Se detuvieron ante una acequia. Uno de los tablones del puentecillo se había partido y Wallander buscó una tabla que no estuviera demasiado podrida y la puso para que pudieran pasar al otro lado.

—«Se descubrió el pastel» —repitió Wallander—. Era lo que solía decir mi viejo colega Rydberg, cuando una línea de búsqueda resultaba totalmente falsa.

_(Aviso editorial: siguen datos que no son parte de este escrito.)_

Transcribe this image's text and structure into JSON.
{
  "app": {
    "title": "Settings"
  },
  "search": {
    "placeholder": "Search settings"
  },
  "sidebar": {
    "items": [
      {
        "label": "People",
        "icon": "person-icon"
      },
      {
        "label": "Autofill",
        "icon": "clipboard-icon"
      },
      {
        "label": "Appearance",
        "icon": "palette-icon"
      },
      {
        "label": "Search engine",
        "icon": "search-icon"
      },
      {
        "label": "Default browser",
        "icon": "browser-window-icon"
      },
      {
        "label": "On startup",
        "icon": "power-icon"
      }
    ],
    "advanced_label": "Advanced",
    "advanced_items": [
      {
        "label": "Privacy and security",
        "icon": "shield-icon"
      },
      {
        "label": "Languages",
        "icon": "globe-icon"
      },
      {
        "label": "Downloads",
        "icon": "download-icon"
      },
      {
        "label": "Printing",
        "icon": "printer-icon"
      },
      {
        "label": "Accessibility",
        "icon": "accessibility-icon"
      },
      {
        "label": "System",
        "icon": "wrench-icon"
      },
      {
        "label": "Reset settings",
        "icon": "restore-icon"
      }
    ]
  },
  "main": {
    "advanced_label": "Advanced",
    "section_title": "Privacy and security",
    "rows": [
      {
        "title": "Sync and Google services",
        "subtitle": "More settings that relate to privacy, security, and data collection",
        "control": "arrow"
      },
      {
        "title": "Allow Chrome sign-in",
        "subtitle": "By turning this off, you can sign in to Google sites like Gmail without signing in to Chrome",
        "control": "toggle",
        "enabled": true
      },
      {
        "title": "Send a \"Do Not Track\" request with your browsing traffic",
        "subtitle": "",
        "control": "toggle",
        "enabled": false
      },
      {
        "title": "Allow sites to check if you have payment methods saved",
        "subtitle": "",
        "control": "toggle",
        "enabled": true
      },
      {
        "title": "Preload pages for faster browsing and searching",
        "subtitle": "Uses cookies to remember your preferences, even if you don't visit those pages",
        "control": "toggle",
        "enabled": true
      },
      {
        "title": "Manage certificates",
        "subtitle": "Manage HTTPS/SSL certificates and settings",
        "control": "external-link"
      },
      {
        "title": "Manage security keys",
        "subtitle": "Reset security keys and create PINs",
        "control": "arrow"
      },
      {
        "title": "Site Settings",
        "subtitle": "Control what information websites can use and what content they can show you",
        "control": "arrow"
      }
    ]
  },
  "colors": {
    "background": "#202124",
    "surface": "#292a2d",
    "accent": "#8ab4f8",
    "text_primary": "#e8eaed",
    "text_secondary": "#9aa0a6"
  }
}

—En este caso, lo que se descubrió fue que la defensa soviética no era tan poderosa como creíamos. Una certeza terrible que fue madurando despacio en las mentes de quienes componían el rompecabezas con todas las porciones de información que lograban reunir a través de espías, de aviones U-2 o gracias a las imágenes de televisión, sin ir más lejos. La defensa rusa estaba de capa caída en todos los aspectos y, en muchos casos, era simplemente una cáscara, lograda pero vacía. No quisiera que me malinterpretaras ni inducirte a pensar que no existía un riesgo real y contundente de amenaza de armamento nuclear. Claro que existía. Pero, del mismo modo en que se corrompía la economía junto con la inútil burocracia y un partido que ya no creía en lo que hacía, también la defensa estaba en decadencia. Y, como es natural, aquello daba mucho que pensar a los dirigentes militares del Pentágono y la OTAN y, por supuesto, también a Suecia. ¿Qué implicaría que se desvelase que el oso ruso no era, en el fondo, más que un hurón belicoso?